Anton’s face crumbled at word, and she watched him finally see what she had been trying to tell him for years—that she wasn’t a science project or a bargaining chip or a means to an end. She was a woman. A woman who had found love in the most unlikely of places.
“I didn’t…” Anton’s protest died before it fully formed. “I never meant…”
“Father.” She stepped between them, not to protect Anton from Valrek, but to keep the conversation from spiraling into violence. “Why are you here?”
He looked at her then. Really looked at her, at the fur wrapped around her shoulders, at the way she stood in front of her Vultor warrior, at the marks on her wrists and the new strength in her spine.

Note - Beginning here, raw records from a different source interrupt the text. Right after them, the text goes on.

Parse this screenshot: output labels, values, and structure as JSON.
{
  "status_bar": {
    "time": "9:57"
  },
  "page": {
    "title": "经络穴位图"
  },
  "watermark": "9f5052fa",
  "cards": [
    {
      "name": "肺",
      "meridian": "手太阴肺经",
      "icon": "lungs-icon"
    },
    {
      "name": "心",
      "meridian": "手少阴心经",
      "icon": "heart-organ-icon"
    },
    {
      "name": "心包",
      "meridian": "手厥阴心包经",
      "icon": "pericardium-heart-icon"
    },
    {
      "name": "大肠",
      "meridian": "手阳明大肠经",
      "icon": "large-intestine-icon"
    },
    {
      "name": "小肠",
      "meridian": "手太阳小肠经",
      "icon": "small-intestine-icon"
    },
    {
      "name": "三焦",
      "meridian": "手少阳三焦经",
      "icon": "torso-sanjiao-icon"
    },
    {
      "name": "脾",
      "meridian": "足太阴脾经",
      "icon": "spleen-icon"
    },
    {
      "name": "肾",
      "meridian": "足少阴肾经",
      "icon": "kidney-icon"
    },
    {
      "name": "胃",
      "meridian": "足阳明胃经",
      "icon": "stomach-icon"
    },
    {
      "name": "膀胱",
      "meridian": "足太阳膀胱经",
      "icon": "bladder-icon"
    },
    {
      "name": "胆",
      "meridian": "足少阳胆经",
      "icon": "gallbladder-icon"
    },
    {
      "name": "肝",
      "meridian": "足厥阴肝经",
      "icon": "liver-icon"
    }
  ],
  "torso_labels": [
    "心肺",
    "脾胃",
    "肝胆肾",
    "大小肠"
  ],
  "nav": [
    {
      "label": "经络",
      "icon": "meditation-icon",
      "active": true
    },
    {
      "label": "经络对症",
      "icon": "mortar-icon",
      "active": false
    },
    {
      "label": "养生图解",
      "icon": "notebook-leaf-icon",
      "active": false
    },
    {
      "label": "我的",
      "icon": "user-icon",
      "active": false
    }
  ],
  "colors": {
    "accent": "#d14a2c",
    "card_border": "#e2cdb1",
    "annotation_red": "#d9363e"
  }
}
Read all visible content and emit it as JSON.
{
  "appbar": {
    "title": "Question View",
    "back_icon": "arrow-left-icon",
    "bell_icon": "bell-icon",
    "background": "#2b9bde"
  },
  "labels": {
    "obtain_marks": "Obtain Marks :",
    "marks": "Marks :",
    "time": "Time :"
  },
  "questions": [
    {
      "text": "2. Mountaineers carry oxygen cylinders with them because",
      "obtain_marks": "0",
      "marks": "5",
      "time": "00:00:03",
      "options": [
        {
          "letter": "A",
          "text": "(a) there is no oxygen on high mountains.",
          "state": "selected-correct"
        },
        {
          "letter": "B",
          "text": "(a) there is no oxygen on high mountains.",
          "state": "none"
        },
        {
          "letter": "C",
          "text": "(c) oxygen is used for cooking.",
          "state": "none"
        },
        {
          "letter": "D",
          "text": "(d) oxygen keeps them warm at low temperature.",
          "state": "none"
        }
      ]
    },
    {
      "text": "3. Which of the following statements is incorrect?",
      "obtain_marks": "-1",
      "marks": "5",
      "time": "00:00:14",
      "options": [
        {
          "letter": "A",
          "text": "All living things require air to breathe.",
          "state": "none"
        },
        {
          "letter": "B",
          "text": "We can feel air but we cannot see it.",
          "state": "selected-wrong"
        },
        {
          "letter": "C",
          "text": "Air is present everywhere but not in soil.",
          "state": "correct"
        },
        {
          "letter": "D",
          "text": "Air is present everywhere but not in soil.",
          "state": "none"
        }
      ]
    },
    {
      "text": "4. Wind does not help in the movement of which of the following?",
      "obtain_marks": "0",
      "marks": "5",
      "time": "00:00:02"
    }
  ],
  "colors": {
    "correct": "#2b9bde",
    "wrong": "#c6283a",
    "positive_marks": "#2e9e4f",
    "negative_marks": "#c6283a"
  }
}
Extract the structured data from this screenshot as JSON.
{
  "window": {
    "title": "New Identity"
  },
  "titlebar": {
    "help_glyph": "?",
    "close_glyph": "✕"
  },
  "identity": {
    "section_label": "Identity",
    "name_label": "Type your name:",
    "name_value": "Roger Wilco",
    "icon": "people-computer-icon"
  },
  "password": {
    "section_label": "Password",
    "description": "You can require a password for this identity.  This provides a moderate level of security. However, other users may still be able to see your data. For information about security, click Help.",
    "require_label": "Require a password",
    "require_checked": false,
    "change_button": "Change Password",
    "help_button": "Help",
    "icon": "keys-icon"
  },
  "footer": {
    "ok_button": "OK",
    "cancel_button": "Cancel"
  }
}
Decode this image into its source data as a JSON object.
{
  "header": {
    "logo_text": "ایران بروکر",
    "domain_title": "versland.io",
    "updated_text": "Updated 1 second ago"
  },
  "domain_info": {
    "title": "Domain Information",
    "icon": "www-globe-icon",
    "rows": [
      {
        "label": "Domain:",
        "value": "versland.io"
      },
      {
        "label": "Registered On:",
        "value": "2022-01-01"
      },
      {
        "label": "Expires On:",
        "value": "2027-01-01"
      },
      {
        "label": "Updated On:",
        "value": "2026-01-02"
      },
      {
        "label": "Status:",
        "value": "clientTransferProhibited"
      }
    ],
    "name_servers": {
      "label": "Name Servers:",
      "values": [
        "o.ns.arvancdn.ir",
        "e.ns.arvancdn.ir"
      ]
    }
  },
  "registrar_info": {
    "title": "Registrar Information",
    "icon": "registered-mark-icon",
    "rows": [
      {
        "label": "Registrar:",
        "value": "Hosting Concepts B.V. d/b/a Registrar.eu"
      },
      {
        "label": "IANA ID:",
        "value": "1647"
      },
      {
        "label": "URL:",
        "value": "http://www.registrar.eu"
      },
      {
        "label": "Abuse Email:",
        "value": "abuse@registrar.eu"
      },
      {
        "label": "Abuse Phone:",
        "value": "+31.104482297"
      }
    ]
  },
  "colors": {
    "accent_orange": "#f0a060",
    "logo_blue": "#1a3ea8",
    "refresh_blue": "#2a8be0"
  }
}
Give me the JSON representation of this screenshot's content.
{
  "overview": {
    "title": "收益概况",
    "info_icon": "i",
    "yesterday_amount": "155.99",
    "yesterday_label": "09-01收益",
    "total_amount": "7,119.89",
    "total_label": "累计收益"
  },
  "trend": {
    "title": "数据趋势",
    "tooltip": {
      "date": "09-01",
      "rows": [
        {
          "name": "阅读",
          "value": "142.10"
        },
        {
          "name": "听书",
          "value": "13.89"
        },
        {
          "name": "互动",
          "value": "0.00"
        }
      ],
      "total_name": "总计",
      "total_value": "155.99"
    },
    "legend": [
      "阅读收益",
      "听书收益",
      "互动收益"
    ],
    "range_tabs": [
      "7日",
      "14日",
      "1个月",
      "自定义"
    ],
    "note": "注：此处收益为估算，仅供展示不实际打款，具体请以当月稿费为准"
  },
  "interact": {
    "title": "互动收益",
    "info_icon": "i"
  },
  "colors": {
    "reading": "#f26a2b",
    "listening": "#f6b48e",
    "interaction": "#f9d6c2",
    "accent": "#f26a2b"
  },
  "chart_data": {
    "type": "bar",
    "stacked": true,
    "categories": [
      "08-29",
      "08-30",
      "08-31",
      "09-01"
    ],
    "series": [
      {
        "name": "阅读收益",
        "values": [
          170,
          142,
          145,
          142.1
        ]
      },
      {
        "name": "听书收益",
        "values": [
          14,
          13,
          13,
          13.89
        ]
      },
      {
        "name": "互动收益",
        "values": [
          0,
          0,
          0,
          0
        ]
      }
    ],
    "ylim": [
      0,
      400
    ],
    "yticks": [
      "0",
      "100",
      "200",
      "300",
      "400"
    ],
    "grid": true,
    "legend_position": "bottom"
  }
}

And she saw the moment he understood. He had never been the hero of her story.
The realization broke across his face like dawn over the ocean, slow at first, then all at once. His shoulders slumped, his hands dropped to his sides, and for the first time in her memory, her father looked truly defeated.
“Merrick is dead.” The words came out flat, emotionless. “They found his body washed up on the southern rocks this morning.”
She felt nothing.
She had expected guilt, perhaps. Or relief. Maybe even satisfaction at the knowledge that the man who had tried to cage her was gone forever. But there was only a hollow space where her fear of him had lived for so long.
“And the contract?”
“Gone.” He laughed bitterly. “Destroyed in the wreck, along with most of his records. His legal team is scrambling. Without documentation, they can’t enforce any of the claims.” He looked up at her, something flickering in his hollow eyes. “The debt is cancelled, Ariella. All of it. You’re free.”
Free.
The word echoed in the cave, bouncing off the stone walls. Valrek put his hand on her shoulder, his palm warm through the fur, grounding her in the reality of the moment.
“There’s more,” Anton continued. “I told them you were dead.”
She blinked, stunned by the announcement. “What?”
“I told the authorities. Merrick’s people. Everyone.” His voice dropped to barely a whisper. “I identified your body. One of the other passengers, a young woman about your size, was… unrecognizable. I told them it was you.”
The confession hung in the air between them.
She stared at her father, trying to reconcile this broken man with the one who had sold her to pay his debts. He had committed fraud. He’d lied to officials, to lawyers, to anyone who would listen. He’d risked his own freedom to give her a chance at escape.
Why?
“They’ll find out eventually.” Her voice sounded strange to her own ears. “When she’s identified. When her family comes looking.”
“She had no family.” His eyes were wet again. “No one to claim her. No one to notice if she… disappeared.” He shook his head. “I checked. I made sure. No one will come looking for her because no one was waiting for her to come home.”
Like Ariella herself, once. A woman with no one to miss her, no one to mourn her, no one to care if she vanished into the sea.
“Why?” The question tore itself from her throat. “After everything, after Merrick, after the suit, after you stood there and watched him drag me away, why would you do this?”
He was quiet for a long moment.
Behind her, she heard Lilani stirring in her alcove, making the small sounds of a child slowly waking. Valrek’s hand tightened on her shoulder, a silent reminder that whatever happened next, she wasn’t alone.
“Because you’re my daughter.”
The words were simple, almost too simple after everything that had happened between them. But there was something in his voice, a crack in the carefully constructed walls of detachment and scientific reasoning, that made her pause.
“I know what I did.” He spoke slowly, as if each word cost him something precious. “I know I used you. Experimented on you. Treated you like a… a test subject instead of a child. And I know that selling you to Merrick was the final betrayal.” His breath hitched. “I made excuses to myself for all of it. But when I saw that shuttle go down… When I thought you were dead because of me…”
He couldn’t finish.
She watched him break down, tears streaming down his lined face, his body shaking with sobs he’d probably been holding back for years. All the cold detachment, all the academic distance, all the walls he’d built between them, all of it crumbling like sandcastles in the tide.